Os paradoxos experimentados pela sociedade brasileira que, a um só tempo, propiciava espaço de fala e articulação para a emergência dessas alteridades e mantinha uma legislação civil e penal, calcadas em valores do século anterior, repercutiram diretamente no processo de formalização dessas entidades. Isto porque, ao se colocarem claramente como organizações de defesa dos direitos das prostitutas elas se viam impedidas de obter registro legal, sob pena de serem enquadradas no Código Penal por “favorecimento da prostituição” (conforme previsto no artigo 228). Essa situação, enfrentada também

pela associação que se tentou criar no Distrito Federal39, foi contornada por várias dessas entidades omitindo-se de suas denominações quaisquer referências à prostituição – como se pode verificar no nome adotado pela Associação das Prostitutas da Vila Mimosa e a das prostitutas de Belém do Pará. (Vários, 1994).

Além dos problemas enfrentados com a polícia, o surgimento das entidades de defesa das prostitutas, no Brasil, assim como em parte expressiva de outros países da América Latina e da África, esteve vinculado decisivamente ao surgimento da epidemia de HIV/Aids.
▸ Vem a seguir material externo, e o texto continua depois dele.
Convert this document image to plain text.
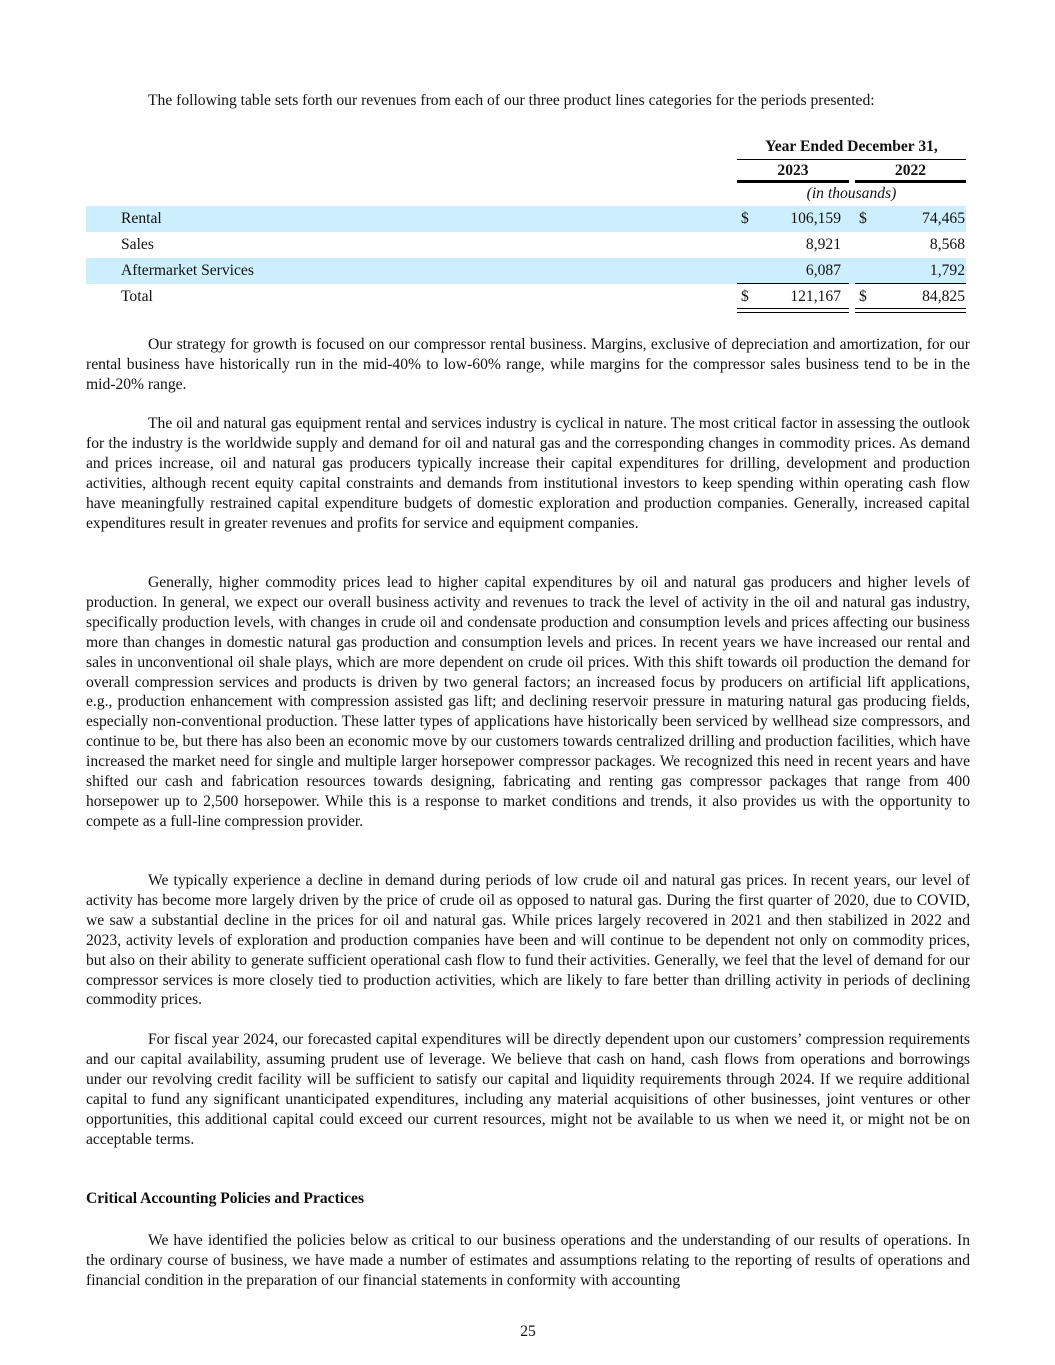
The following table sets forth our revenues from each of our three product lines categories for the periods presented:

Year Ended December 31,
2023	2022
(in thousands)
Rental	$	106,159 $	74,465
Sales	8,921	8,568
Aftermarket Services	6,087	1,792
Total	$	121,167 $	84,825

Our strategy for growth is focused on our compressor rental business. Margins, exclusive of depreciation and amortization, for our rental business have historically run in the mid-40% to low-60% range, while margins for the compressor sales business tend to be in the mid-20% range.

The oil and natural gas equipment rental and services industry is cyclical in nature. The most critical factor in assessing the outlook for the industry is the worldwide supply and demand for oil and natural gas and the corresponding changes in commodity prices. As demand and prices increase, oil and natural gas producers typically increase their capital expenditures for drilling, development and production activities, although recent equity capital constraints and demands from institutional investors to keep spending within operating cash flow have meaningfully restrained capital expenditure budgets of domestic exploration and production companies. Generally, increased capital expenditures result in greater revenues and profits for service and equipment companies.

Generally, higher commodity prices lead to higher capital expenditures by oil and natural gas producers and higher levels of production. In general, we expect our overall business activity and revenues to track the level of activity in the oil and natural gas industry, specifically production levels, with changes in crude oil and condensate production and consumption levels and prices affecting our business more than changes in domestic natural gas production and consumption levels and prices. In recent years we have increased our rental and sales in unconventional oil shale plays, which are more dependent on crude oil prices. With this shift towards oil production the demand for overall compression services and products is driven by two general factors; an increased focus by producers on artificial lift applications, e.g., production enhancement with compression assisted gas lift; and declining reservoir pressure in maturing natural gas producing fields, especially non-conventional production. These latter types of applications have historically been serviced by wellhead size compressors, and continue to be, but there has also been an economic move by our customers towards centralized drilling and production facilities, which have increased the market need for single and multiple larger horsepower compressor packages. We recognized this need in recent years and have shifted our cash and fabrication resources towards designing, fabricating and renting gas compressor packages that range from 400 horsepower up to 2,500 horsepower. While this is a response to market conditions and trends, it also provides us with the opportunity to compete as a full-line compression provider.

We typically experience a decline in demand during periods of low crude oil and natural gas prices. In recent years, our level of activity has become more largely driven by the price of crude oil as opposed to natural gas. During the first quarter of 2020, due to COVID, we saw a substantial decline in the prices for oil and natural gas. While prices largely recovered in 2021 and then stabilized in 2022 and 2023, activity levels of exploration and production companies have been and will continue to be dependent not only on commodity prices, but also on their ability to generate sufficient operational cash flow to fund their activities. Generally, we feel that the level of demand for our compressor services is more closely tied to production activities, which are likely to fare better than drilling activity in periods of declining commodity prices.

For fiscal year 2024, our forecasted capital expenditures will be directly dependent upon our customers’ compression requirements and our capital availability, assuming prudent use of leverage. We believe that cash on hand, cash flows from operations and borrowings under our revolving credit facility will be sufficient to satisfy our capital and liquidity requirements through 2024. If we require additional capital to fund any significant unanticipated expenditures, including any material acquisitions of other businesses, joint ventures or other opportunities, this additional capital could exceed our current resources, might not be available to us when we need it, or might not be on acceptable terms.

Critical Accounting Policies and Practices

We have identified the policies below as critical to our business operations and the understanding of our results of operations. In the ordinary course of business, we have made a number of estimates and assumptions relating to the reporting of results of operations and financial condition in the preparation of our financial statements in conformity with accounting

25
Particularmente às ONG’Aids surgidas a partir da década de 1980 em diferentes países desses continentes, que desenvolvera programas junto a segmentos considerados “de risco” e impulsionava a estruturação de entidades e o surgimento de movimentos sociais de prostitutas. (Alvarez & Teixeira Rodrigues, 2001; Azeredo, 1995).

Vale notar que, embora a violência, particularmente aquela proveniente das instituições policiais, tenha se constituído no impulsionador inicial do surgimento dessas organizações, o fato de elas terem se consolidado em torno do desenvolvimento de ações voltadas à prevenção e ao combate ao HIV/Aids, provocou um redimensionamento da questão da violência. Esse processo significou, num primeiro momento, colocar o problema em segundo plano, embora os incidentes envolvendo discriminação e violência policial continuassem a acontecer.40 O rebatimento de tais situações nas condições de saúde e segurança das mulheres e o próprio amadurecimento das entidades foram fatores fundamentais para que a discussão sobre a violência sofrida pelas “profissionais

do sexo” fosse resgatada e situada dentro do debate mais amplo acerca da

dignidade e dos direitos das mulheres que exercem a prostituição.